Research Information System
JOURNAL OF POWER SOURCES, vol.672, pp.1-13, 2026 (SCI-Expanded, Scopus)
The pursuit of high-electrochemical-performance cathodes demands precise control over synthesis to manage stability-performance trade-offs. Here, we present a systematically optimized sol-gel-assisted solid-state method for synthesizing aluminum and zirconium co-doped high-nickel layered oxide containing cobalt and zinc (LiNi0.8Co0.05Zn0.05Al0.08Zr0.02O2), achieving a structure with minimized cation disorder. Electrochemical investigation reveals that the co-doped cathodes exhibit a remarkable initial discharge capacity of 214.7 mAh/g with good long-term cycling performance in the 2.7-4.4 V electrochemical window. However, Cyclic Voltammetry (CV) and rate performance tests reveal a critical performance trade-off. While co-doping enhances structural stability through a dual bulk and surface mechanism, it promotes the formation of tightly fused primary particles and a dense, low-porosity architecture.

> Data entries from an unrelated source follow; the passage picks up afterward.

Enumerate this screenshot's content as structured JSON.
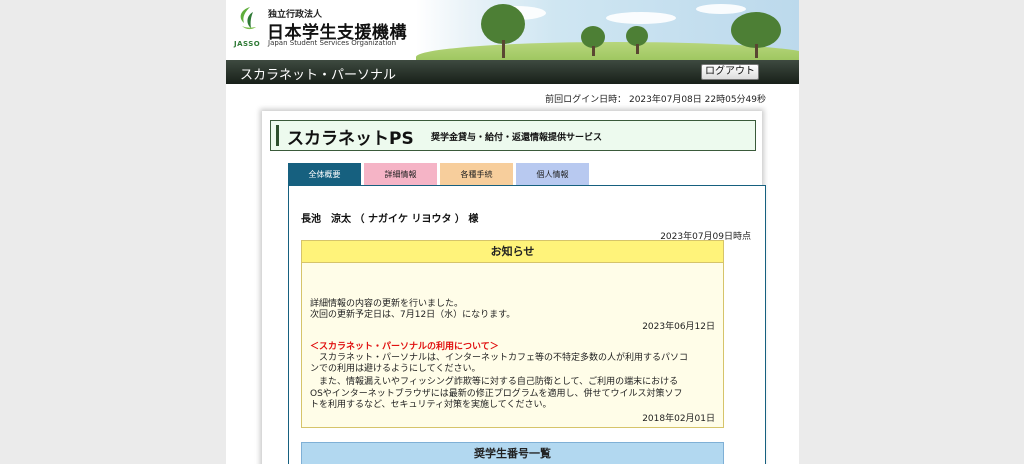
{
  "header": {
    "org_small": "独立行政法人",
    "org_name": "日本学生支援機構",
    "org_english": "Japan Student Services Organization",
    "logo_text": "JASSO"
  },
  "titlebar": {
    "site_title": "スカラネット・パーソナル",
    "logout_label": "ログアウト"
  },
  "last_login": "前回ログイン日時： 2023年07月08日 22時05分49秒",
  "service": {
    "name": "スカラネットPS",
    "description": "奨学金貸与・給付・返還情報提供サービス"
  },
  "tabs": [
    {
      "label": "全体概要",
      "active": true
    },
    {
      "label": "詳細情報",
      "active": false
    },
    {
      "label": "各種手続",
      "active": false
    },
    {
      "label": "個人情報",
      "active": false
    }
  ],
  "user": {
    "name_line": "長池　涼太 （ ナガイケ リヨウタ ） 様",
    "as_of": "2023年07月09日時点"
  },
  "notice": {
    "title": "お知らせ",
    "item1_line1": "詳細情報の内容の更新を行いました。",
    "item1_line2": "次回の更新予定日は、7月12日（水）になります。",
    "item1_date": "2023年06月12日",
    "item2_heading": "＜スカラネット・パーソナルの利用について＞",
    "item2_line1": "　スカラネット・パーソナルは、インターネットカフェ等の不特定多数の人が利用するパソコ",
    "item2_line2": "ンでの利用は避けるようにしてください。",
    "item2_line3": "　また、情報漏えいやフィッシング詐欺等に対する自己防衛として、ご利用の端末における",
    "item2_line4": "OSやインターネットブラウザには最新の修正プログラムを適用し、併せてウイルス対策ソフ",
    "item2_line5": "トを利用するなど、セキュリティ対策を実施してください。",
    "item2_date": "2018年02月01日"
  },
  "scholarship": {
    "title": "奨学生番号一覧"
  },
  "colors": {
    "tab_active": "#16607f",
    "tab_detail": "#f5b4c6",
    "tab_procedure": "#f7ce9c",
    "tab_personal": "#b8c9f0",
    "notice_header": "#fff37a",
    "notice_red": "#e01010",
    "scholar_header": "#b2d8f0"
  }
}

This morphology significantly constricts available electrolyte
diffusion pathways, although intrinsic ionic diffusivity is improved, Li+ ions must navigate extended distances through the secondary particle bulk. This increased diffusion length results in a substantial reduction in CV peak currents, ultimately limiting rate capability. These findings underscore that optimizing powder morphology through fine-tuned dopant concentrations is essential to balancing the stability-rate trade-off in future high-energy cathode designs.